В хамовническом доме Толстых, в комнате камердинера, что рядом с кабинетом Толстого, над кроватью висит выполненный художником Синэ карандашный портрет жившего в этой комнате слуги И. В. Сидоркова.
Но, пожалуй, наиболее выдающимся из «отказников» этих лет был словак, доктор АЛЬБЕРТ АЛЬБЕРТОВИЧ ШКАРВАН (Skarvan, 1869 – 1926) — словацкий врач и литератор; единомышленник, корреспондент и адресат Л. Н. Толстого, автор статей и воспоминаний о нём. В 1895 г., буквально за шесть недель до завершения срока службы, под влиянием христианских писаний Льва Николаевича и общения с его духовными львятами — в числе которых был соотечественник Шкарвана, Душан Маковицкий — Альберт Альбертович «дозрел» до отказа от военной службы. Показательно, что последовательного толстовца, то есть свободного христианина, доброжелатели убеждали «дослужить», а затем уже, в отставке, использовать мирской авторитет свой и дар печатного слова — на общественно-политическую, пацифистскую деятельность. Но Шкарван, как сам Христос, предпочёл мирскому влиянию Бога и Истину… Благодаря имени Толстого, с которым он связал себя, он не прогадал: все его пацифистские выступления уже в XX веке были бы забыты, а «Записки военного врача» и дневниковые записи находят своего читателя до сего дня: тем более, что Лев Николаевич включил отрывки из «Записок» в свой «Круг чтения».

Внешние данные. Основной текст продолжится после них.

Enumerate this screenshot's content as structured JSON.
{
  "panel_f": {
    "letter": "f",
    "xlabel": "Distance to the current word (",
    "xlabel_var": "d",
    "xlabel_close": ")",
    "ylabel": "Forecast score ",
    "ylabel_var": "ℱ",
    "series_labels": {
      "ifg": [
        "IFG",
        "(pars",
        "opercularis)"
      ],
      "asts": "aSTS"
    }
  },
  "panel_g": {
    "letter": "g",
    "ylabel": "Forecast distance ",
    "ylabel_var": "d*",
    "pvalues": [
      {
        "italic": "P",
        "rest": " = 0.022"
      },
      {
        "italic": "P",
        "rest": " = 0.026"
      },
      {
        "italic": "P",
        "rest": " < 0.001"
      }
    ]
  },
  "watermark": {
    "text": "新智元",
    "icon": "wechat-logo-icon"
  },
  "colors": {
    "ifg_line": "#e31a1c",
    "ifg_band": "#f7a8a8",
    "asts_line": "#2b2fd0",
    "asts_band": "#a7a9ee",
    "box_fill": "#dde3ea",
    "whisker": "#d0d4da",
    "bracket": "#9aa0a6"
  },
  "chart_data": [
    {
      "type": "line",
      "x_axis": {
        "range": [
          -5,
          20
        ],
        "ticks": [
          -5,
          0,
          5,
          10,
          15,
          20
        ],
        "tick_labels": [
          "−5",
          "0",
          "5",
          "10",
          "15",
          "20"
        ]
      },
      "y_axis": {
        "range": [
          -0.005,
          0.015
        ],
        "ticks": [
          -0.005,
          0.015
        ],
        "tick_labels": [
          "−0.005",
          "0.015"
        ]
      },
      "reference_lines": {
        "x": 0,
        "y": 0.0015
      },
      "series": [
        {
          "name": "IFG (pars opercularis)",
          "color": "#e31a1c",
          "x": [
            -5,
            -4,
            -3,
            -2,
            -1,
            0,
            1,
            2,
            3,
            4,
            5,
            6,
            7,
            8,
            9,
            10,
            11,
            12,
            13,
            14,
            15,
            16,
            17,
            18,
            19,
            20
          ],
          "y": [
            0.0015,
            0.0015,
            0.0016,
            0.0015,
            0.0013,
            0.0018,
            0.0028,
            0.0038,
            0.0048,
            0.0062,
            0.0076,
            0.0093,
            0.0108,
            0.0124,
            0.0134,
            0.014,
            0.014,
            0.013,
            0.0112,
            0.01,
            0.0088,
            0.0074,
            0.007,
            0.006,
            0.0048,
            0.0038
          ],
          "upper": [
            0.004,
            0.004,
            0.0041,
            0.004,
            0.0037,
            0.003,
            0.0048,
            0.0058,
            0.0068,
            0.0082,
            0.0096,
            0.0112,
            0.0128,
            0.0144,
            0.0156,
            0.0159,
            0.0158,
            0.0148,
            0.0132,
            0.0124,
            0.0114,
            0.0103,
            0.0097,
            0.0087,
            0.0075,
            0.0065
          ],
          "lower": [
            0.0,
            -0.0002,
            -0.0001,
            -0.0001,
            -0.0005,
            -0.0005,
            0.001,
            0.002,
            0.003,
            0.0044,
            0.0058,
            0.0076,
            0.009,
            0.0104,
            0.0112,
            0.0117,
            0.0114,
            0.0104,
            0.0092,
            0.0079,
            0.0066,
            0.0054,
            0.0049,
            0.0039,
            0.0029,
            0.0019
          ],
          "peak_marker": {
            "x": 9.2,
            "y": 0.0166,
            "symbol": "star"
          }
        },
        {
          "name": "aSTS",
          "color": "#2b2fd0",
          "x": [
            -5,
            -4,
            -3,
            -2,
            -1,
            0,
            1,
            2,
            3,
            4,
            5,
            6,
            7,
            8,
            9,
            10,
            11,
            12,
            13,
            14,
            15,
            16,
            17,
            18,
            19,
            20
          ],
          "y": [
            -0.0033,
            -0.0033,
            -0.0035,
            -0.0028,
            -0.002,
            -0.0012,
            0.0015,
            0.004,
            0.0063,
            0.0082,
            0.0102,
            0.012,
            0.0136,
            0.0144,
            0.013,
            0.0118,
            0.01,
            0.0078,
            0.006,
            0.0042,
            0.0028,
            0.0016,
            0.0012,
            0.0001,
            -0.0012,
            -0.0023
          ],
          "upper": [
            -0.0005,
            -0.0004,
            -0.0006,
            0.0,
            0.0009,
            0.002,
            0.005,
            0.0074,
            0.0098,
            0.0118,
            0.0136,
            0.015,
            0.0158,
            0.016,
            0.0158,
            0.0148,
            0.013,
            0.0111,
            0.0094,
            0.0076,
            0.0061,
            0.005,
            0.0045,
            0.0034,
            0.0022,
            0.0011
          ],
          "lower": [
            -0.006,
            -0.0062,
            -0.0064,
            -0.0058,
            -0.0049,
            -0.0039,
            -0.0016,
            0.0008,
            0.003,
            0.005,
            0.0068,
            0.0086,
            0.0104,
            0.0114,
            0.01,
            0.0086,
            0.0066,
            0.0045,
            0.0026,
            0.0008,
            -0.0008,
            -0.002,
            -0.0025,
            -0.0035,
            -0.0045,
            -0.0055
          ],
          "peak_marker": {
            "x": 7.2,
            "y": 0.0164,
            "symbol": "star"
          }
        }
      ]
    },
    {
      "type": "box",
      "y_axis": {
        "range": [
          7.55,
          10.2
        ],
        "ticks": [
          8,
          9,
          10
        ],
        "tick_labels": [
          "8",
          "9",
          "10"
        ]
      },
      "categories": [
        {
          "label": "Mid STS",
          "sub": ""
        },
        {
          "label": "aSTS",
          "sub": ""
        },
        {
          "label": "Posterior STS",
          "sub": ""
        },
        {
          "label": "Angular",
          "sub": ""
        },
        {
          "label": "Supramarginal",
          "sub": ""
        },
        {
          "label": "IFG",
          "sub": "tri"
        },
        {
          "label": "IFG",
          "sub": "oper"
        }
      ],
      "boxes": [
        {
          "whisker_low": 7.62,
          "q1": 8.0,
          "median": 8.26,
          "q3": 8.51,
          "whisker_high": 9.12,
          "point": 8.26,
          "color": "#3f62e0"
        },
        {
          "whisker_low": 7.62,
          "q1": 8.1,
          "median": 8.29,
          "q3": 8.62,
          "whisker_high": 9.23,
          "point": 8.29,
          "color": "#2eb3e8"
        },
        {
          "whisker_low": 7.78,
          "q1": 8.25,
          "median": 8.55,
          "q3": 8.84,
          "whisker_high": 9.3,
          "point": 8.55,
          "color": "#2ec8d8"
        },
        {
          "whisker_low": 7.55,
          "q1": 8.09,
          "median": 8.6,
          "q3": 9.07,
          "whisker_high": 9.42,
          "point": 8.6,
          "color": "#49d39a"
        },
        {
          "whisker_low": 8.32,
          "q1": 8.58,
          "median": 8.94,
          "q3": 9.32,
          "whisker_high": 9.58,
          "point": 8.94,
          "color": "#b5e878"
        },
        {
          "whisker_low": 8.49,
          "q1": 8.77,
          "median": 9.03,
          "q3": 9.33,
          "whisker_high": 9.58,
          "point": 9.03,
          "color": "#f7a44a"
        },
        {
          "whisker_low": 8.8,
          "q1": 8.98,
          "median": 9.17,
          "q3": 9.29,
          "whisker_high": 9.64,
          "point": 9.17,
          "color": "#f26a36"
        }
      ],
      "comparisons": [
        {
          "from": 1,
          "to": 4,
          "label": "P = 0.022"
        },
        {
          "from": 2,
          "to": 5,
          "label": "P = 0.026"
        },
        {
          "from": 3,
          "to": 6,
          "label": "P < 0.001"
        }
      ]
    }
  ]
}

За этот отказ накануне отставки Шкарван был помещен в психиатрическую больницу, а затем лишён диплома врача и приговорён к тюремному заключению. Из тюрьмы тётя «родина» не раз пытается принудить А. А. Шкарвана к возвращению к медицинской службе — в качестве уже разжалованного, солдата санитарной роты. В ожидании очередной попытки мобилизации Шкарван уезжает в Россию — к единомышленникам и к Толстому.